FunGAP: Fungal Genome Annotation Pipeline v1.0.1

Last updated: Jan 7, 2019

FunGAP is freely available for academic use. For the commerical use or license of FunGAP, please contact In-Geol Choi (igchoi (at) korea.ac.kr). Please, cite the following reference

Reference: Byoungnam Min, Igor V Grigoriev, and In-Geol Choi, FunGAP: Fungal Genome Annotation Pipeline using evidence-based gene model evaluation (2017), Bioinformatics, Volume 33, Issue 18, Pages 2936–2937, https://doi.org/10.1093/bioinformatics/btx353

Usage of FunGAP

0. Prerequisites
1. Preparing protein database
2. Augustus species model
3. Running FunGAP
4. FunGAP output
5. Test dataset
6. After FunGAP

0. Prerequisites

To run FunGAP, users are required to prepare three main arguments

Genome assembly (FASTA)
Transcriptomic reads (FASTQ)
Protein database (FASTA)

Currently, FunGAP takes only Illumina-sequenced reads (paired-end or single-read).
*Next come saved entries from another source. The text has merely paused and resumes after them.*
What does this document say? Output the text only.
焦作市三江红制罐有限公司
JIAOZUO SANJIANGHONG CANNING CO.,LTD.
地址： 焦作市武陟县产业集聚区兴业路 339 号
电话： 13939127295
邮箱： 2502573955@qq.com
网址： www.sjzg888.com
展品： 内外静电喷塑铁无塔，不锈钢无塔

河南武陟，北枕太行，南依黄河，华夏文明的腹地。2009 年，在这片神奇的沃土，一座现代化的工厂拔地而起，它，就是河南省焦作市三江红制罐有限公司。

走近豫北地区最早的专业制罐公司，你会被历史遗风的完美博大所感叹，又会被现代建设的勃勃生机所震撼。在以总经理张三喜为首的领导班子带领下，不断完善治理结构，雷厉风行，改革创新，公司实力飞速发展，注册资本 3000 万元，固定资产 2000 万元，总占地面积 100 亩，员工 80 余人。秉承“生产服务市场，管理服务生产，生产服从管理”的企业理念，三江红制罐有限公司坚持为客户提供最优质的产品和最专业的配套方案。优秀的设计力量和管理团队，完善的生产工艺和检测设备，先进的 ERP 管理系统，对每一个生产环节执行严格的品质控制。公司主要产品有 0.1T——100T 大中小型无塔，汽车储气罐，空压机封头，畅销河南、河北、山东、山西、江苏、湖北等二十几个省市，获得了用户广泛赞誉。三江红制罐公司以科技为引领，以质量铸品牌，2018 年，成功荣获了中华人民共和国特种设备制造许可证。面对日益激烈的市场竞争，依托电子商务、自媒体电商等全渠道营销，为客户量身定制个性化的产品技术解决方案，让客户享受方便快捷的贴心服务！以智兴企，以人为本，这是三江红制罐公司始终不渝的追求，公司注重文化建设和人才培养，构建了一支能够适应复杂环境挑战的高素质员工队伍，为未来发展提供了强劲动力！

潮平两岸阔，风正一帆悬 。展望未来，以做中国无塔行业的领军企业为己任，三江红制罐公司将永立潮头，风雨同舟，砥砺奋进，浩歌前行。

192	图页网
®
Paired-end read FASTQ files should have formatted file names such as XXXX_1.fastq and XXXX_2.fastq. An example would be hyphae_1.fastq and hyphae_2.fastq. For single-read, it should be like XXXX_s.fastq. Also BAM file is acceptable with --trans_bam option.

1. Preparing protein database

FunGAP requires PROTEIN DATABASE in FASTA file. We recommend three or four relatives' proteome to reduce computing time. For convenience, we provide a script download_sister_orgs.py to build your own protein database for your genome using NCBI API.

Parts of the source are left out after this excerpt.